Measure of luciferase activity (an artificially introduced luminescent protein) of glioblastoma multiforme (GBM) cells allows a way to visualize changes in cell activity via variations in bioluminescence expression. A – comparison of GBM viability in four different cell mediums. There is a distinct lack of viability in the neural stem cell exosome (NSC EV) treated GBMs in comparison to GBM cells in two different mediums. The GBM cells in phosphate buffered saline (PBS) were effectively extinguished due to PBS’ inability to support cell growth. B – comparison of two different types of GBM cells in their response to NSC EVs. Both cell types showed less viability in the medium with exosomes, with an even further decrease in cell proliferation seen with higher concentration of NSC EVs.
This summer, I will assist Anthony Orona, a graduate student in the Snyder lab, in studying and improving the viability of this novel treatment method. We will develop a protocol to maximize uptake of NSC exosomes by glioblastoma cells in vitro. In order to load these exosomes, we will use viral transfection methods to overexpress various forms of RNA in the NSCs. These varying types of RNA have the ability to prevent the full production of a protein by inhibiting the process at different stages, depending on the characteristics of the RNA. The hope is that the exosomes released by the NSCs will be loaded with these special RNA, enter the glioblastoma cells, and either induce apoptosis or disable further division by strategically blocking certain proteins.
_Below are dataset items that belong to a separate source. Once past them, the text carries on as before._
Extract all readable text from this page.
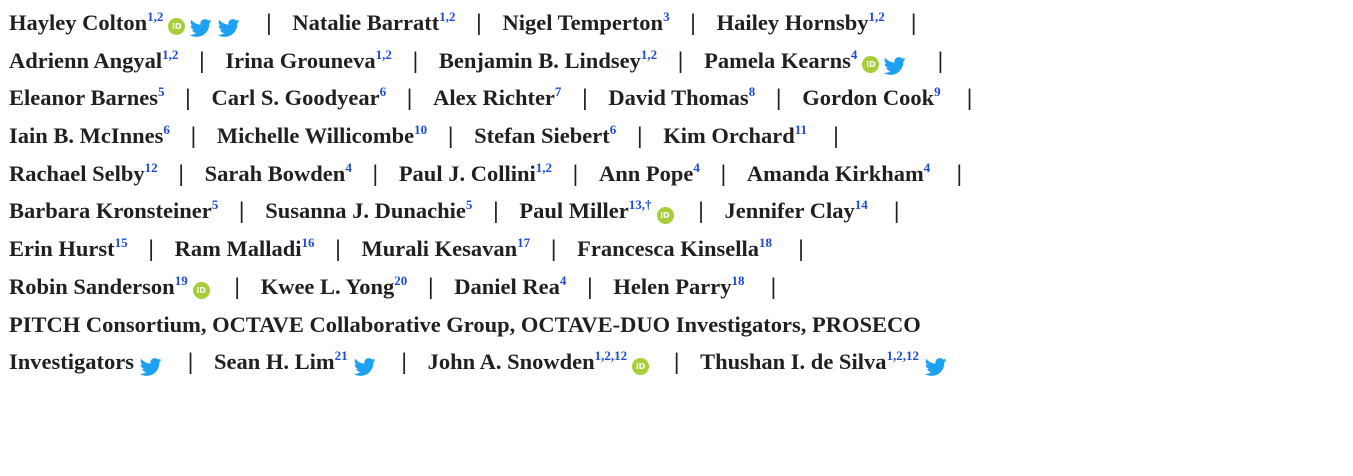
Hayley Colton$^{1,2}$iD	| Natalie Barratt$^{1,2}$ | Nigel Temperton$^3$ | Hailey Hornsby$^{1,2}$ |
Adrienn Angyal$^{1,2}$ | Irina Grouneva$^{1,2}$ | Benjamin B. Lindsey$^{1,2}$ | Pamela Kearns$^4$iD	|
Eleanor Barnes$^5$ | Carl S. Goodyear$^6$ | Alex Richter$^7$ | David Thomas$^8$ | Gordon Cook$^9$ |
Iain B. McInnes$^6$ | Michelle Willicombe$^{10}$ | Stefan Siebert$^6$ | Kim Orchard$^{11}$ |
Rachael Selby$^{12}$ | Sarah Bowden$^4$ | Paul J. Collini$^{1,2}$ | Ann Pope$^4$ | Amanda Kirkham$^4$ |
Barbara Kronsteiner$^5$ | Susanna J. Dunachie$^5$ | Paul Miller$^{13,\dagger}$iD | Jennifer Clay$^{14}$ |
Erin Hurst$^{15}$ | Ram Malladi$^{16}$ | Murali Kesavan$^{17}$ | Francesca Kinsella$^{18}$ |
Robin Sanderson$^{19}$iD | Kwee L. Yong$^{20}$ | Daniel Rea$^4$ | Helen Parry$^{18}$ |
PITCH Consortium, OCTAVE Collaborative Group, OCTAVE-DUO Investigators, PROSECO
Investigators	| Sean H. Lim$^{21}$	| John A. Snowden$^{1,2,12}$iD | Thushan I. de Silva$^{1,2,12}$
On the side, I will be working on a potential new method of introducing therapeutic materials into cells. Many non-viral methods of transfecting cells do not have a high percentage of efficiency due to the tendency of some cells to deflect the transfection. I will be hijacking a bacterial method of toxin entry into cells for delivery of my desired agents. It will be very important to validate the effectiveness, biosafety, dosing levels, and consistency of the method. I will optimize the method first by transfecting GFP (green fluorescent protein). Should those experiments prove successful, I will attempt to transfect therapeutic proteins into diseased cells. If the method works successfully in vitro by the end of the summer, the efficacy of this method will be tested in a mice model.
I hope to attend a research-intensive medical school where I will be able to continue exploring my research interests as well as train to be a physician. Long term, I hope to find a position in academic medicine, where I may continue to be involved in a lab, work with patients, and help train future generations of doctors. I believe the skill set taught during research is incredibly important for every future physician, even those not planning on actively working in a wet lab, I and hope that I can bring an interdisciplinary research-based approach to teaching medicine as a faculty member.